Things have gotten pretty political around here lately, and I know that doesn’t interest everyone, so we’ll put that on hold for a while for your sake, and frankly, for mine. I just can’t take it for too long. I just find myself getting worked up over it all, and I need to take a break, to step away for a bit.
In that vein, I’ve decided it’s time to talk about something a great many people don’t understand. Depression is a very real medical and psychological condition, which isn’t solved by “a little more Jesus,” or “Just get over it,” or “He really should just grow up.” I have heard each of these responses to the topic of depression, and how it’s not real, it’s “just in your head,” and if you were stronger it wouldn’t be a problem.
I think a lot of the ignorant comments surrounding this disease comes from, well, ignorance for one, but it’s a very difficult thing to understand when you don’t know how it feels.
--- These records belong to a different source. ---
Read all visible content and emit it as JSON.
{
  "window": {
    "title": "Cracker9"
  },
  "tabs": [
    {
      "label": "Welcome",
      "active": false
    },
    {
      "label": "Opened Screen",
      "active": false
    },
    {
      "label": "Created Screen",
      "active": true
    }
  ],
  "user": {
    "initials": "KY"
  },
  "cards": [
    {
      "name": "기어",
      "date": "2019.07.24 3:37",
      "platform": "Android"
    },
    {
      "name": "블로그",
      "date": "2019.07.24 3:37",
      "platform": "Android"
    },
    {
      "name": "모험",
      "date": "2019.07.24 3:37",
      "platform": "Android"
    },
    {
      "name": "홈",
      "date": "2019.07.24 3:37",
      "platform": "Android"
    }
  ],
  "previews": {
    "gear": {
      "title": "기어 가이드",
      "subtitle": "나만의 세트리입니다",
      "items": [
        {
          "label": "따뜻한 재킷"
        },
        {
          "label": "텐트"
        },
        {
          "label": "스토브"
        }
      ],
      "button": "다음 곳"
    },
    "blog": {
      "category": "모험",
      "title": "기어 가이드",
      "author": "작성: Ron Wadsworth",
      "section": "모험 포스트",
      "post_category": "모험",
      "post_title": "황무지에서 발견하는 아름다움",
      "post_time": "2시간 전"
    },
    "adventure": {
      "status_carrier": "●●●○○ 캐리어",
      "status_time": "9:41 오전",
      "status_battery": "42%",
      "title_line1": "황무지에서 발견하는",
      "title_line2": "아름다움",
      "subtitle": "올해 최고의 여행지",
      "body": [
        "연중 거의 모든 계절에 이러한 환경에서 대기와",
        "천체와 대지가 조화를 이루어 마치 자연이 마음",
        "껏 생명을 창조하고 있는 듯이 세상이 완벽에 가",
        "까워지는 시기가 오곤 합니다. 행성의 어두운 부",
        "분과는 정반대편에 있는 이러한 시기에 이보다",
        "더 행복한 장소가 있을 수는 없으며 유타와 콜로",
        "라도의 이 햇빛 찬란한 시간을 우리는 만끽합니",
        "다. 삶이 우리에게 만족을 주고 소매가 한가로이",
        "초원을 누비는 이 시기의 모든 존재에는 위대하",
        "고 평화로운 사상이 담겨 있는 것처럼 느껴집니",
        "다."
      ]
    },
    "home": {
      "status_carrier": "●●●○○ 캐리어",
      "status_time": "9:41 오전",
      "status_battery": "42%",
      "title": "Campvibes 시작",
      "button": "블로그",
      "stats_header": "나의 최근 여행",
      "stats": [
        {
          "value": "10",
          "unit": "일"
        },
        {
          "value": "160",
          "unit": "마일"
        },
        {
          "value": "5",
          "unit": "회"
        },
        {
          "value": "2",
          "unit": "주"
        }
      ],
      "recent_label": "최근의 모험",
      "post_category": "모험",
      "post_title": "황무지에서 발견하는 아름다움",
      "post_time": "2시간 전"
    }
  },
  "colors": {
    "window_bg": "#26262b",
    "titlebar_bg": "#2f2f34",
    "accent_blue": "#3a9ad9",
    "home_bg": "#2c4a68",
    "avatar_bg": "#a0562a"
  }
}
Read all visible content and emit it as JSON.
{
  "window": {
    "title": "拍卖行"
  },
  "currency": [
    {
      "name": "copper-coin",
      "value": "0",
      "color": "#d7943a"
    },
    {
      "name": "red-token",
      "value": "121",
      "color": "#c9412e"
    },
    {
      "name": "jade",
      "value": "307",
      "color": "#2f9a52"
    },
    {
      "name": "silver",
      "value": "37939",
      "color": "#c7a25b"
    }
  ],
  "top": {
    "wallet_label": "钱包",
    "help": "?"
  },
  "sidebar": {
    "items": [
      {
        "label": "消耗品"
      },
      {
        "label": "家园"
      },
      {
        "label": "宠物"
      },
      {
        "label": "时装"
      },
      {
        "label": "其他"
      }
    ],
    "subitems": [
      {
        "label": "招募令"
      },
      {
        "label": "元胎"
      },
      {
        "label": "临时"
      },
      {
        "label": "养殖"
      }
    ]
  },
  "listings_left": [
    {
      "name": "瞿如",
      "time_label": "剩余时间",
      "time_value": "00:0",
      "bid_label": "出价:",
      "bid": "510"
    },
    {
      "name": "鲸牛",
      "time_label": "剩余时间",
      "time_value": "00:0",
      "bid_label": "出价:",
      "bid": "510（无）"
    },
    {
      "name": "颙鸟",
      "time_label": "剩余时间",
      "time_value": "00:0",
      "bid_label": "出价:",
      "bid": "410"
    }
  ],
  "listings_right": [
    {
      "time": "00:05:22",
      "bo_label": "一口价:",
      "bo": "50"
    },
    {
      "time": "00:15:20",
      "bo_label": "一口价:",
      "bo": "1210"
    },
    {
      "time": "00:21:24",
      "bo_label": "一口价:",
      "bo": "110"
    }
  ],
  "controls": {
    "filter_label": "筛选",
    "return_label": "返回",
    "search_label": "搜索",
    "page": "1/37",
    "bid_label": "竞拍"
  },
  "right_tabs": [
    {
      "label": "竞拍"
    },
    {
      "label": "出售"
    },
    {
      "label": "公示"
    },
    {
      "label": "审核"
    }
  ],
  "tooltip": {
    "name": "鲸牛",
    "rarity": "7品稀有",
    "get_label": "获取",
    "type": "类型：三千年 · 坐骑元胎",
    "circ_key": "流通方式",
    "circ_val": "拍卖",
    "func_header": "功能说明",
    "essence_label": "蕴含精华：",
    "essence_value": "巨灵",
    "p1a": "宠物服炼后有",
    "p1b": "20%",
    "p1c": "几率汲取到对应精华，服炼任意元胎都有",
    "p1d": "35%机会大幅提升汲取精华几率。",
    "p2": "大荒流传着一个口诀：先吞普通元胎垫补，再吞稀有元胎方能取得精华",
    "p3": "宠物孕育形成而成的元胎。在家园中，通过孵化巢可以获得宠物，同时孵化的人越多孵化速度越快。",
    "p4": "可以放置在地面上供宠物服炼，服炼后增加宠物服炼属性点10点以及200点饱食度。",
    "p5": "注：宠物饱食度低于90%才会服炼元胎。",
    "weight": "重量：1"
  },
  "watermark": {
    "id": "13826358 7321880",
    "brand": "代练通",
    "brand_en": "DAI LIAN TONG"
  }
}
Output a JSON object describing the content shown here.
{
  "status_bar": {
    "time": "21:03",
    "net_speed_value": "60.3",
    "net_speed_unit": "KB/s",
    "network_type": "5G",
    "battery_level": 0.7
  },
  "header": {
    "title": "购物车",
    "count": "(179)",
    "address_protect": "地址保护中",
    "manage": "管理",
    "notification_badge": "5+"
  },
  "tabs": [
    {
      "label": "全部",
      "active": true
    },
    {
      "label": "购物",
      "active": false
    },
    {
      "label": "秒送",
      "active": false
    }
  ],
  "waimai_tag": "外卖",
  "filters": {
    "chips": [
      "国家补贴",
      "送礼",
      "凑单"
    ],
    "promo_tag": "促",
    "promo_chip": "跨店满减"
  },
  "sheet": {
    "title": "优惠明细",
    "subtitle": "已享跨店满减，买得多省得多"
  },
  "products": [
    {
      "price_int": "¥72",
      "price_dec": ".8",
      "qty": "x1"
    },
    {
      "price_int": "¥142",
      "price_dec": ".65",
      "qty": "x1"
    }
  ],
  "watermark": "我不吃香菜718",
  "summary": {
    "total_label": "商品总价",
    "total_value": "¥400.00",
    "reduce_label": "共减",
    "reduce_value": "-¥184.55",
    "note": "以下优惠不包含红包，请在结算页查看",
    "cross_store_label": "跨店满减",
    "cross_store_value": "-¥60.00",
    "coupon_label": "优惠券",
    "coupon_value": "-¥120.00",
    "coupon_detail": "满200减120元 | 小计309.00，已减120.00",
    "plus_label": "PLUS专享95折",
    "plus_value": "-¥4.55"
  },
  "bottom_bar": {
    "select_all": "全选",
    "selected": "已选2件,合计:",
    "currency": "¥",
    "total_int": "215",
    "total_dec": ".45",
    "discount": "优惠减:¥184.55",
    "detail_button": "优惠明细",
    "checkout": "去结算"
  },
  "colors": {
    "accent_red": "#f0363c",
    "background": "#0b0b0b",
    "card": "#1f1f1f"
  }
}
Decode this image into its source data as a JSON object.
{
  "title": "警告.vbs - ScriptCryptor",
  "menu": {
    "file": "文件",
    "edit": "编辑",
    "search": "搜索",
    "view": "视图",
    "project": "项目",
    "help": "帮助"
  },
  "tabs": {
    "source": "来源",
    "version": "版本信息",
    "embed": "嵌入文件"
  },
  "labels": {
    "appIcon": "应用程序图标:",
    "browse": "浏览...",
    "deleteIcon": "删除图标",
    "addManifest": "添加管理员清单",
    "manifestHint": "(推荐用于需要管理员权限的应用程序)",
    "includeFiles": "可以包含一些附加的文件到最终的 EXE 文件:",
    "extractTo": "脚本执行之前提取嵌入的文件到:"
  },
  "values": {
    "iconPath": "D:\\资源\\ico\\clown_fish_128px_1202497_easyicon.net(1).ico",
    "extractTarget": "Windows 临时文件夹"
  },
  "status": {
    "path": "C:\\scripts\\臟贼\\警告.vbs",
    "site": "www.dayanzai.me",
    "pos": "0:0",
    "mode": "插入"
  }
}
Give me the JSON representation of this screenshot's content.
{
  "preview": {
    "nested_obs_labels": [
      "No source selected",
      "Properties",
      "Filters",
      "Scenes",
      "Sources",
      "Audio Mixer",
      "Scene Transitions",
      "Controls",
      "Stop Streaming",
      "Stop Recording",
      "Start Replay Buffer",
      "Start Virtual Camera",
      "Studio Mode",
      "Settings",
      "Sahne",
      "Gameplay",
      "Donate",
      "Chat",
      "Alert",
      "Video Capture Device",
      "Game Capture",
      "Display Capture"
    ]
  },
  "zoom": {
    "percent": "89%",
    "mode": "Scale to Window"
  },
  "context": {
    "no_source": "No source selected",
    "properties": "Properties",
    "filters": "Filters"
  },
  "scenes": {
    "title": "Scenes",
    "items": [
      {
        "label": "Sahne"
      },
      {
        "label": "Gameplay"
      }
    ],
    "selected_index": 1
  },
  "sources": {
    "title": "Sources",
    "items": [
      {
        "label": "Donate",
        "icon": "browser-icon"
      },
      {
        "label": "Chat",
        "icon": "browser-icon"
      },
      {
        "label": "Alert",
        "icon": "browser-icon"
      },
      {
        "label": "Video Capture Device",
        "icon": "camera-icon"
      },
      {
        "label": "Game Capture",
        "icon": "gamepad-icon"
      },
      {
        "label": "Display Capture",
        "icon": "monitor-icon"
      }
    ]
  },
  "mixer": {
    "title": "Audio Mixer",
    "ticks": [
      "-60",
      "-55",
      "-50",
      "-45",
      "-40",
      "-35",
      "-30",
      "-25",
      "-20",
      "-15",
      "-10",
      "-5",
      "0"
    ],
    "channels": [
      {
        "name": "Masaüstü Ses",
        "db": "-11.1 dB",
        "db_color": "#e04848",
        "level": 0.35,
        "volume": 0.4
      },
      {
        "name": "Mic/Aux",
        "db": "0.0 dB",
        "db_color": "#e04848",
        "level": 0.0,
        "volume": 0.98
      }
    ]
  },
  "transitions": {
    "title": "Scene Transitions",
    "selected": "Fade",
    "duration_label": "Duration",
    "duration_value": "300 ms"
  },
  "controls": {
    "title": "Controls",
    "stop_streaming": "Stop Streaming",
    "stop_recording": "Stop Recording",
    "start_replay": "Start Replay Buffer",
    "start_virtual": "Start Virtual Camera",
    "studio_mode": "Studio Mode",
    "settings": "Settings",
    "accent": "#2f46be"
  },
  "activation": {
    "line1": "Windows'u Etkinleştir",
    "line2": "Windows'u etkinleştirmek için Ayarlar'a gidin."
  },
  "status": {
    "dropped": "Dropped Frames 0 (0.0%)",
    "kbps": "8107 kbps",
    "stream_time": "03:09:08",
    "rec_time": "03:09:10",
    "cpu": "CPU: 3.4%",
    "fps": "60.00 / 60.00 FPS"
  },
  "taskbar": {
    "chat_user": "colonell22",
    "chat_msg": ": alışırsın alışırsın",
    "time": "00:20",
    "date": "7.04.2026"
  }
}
I will attempt to dispel the fog surrounding how it feels to be depressed. Understand that how /I/ experience depression may be very different than someone else, but generally, many of the hallmarks are universal. This post is one I have tried to write a number of times, but have never quite been able to come up with the words, but after a particularly tough morning, I sent what follows to a friend, and for the first time, I felt like I had a decent glimpse of what it feels like:
Some days everything just goes wrong all at once and it feels like everything you have is just slipping away into nothingness, and you’ll be left standing there staring into the void wondering what you did to deserve this, what you could have done differently to avoid it. But then you realize that it doesn’t matter anyways, because it’s all gone and there’s no getting it back, no recovery, there’s only you and you have two choices: pick up and move on or stay put and let the void consume you, and you wonder if there’s even a difference.
Imagine you’ve gone to a soothsayer, who has a penchant for never being wrong, and she tells you that “Tomorrow, your world will end. You will not go to heaven, you will not go to hell. You will cease to exist, and everything about you will be forgotten forever. You will leave no legacy, you will simply never have existed.” The opportunists in the crowd will take this advice as carte blanche to have a ball. But really think about it. Look around you at everyone you love, everything you’ve done. All the lives you have touched, and all the lives who have touched you. Nothing. NOTHING will remain. Your life and all the hard work you’ve put in amount to nothing. And nothing meant anything. Why did you even bother?
Pretty depressing, huh? Now imagine waking up with that feeling every morning. Imagine taking a shower, brushing your teeth, doing any of the hundreds of mundane little things you have to do just to get ready to, what, go to work? And what for? Does it matter? Will it ever?
It’s those thoughts that fester in the mind, that gnaw and eat their way through any barriers of thought and reason. They form an impenetrable downward spiral, neigh impossible to stop, even when you know it’s happening. Fear leads to doubt, leads to anxiety, leads to self-doubt, leads to loathing, leads to nothing. All roads lead to Nothingness.
These are feelings that I have lived with since I was about 9 years old. It started off with my just not feeling quite right. I remember not really feeling like all the other kids /looked/ like they felt. So I started to fake it. I kept it to myself because I didn’t understand it, and it was easy enough to keep up the act, but when I got to high school, I began to wear thin. I spoke with a mentor about everything, and started seeing a counselor. I didn’t like him, and quit going. I also got on medication, which I took for a while and quit. That song and dance was repeated often. I’ve been through more medications than I can remember, and I’ve seen a handful of counselors, most of whom I ended up quitting, disappointed in their inattention and silly games. I have continued to quit the medications cold-turkey when I get on them.
It has been a long process, and I have not been the best patient, but I will, this coming week, be visiting the doctor to get back on the medication. It’s occurred to me that maybe I need to get this depression in check, because there are too many people who it affects. My ability to keep up the act 24/7 has waned, and I’m beginning to lash out and hurt people around me. So it’s time to swallow my pride, and get the help I need.
But as for depression itself, some people are depressed because of some major life event they can’t get a handle on. Some people are depressed because of neurochemical imbalance. Some people are depressed for, well, the list goes on and on.
There’s good news, though. Our good friend Science has given us a plethora of anti-depressant medications which fiddle with your brain bits and help you feel normal again. There are counselors, and therapists, and pastors, and gurus, and friends, and chocolate. It’s not the same for everyone, but it’s no less insidious, and it can cause some very real life-altering problems.
So let’s talk. Do you know someone who is clinically depressed? Are you? How do they deal with it? How do you? Do you have any questions about depression? If so, please ask, and I’ll do my best to answer them. So let’s talk. Let’s all gain a little understanding.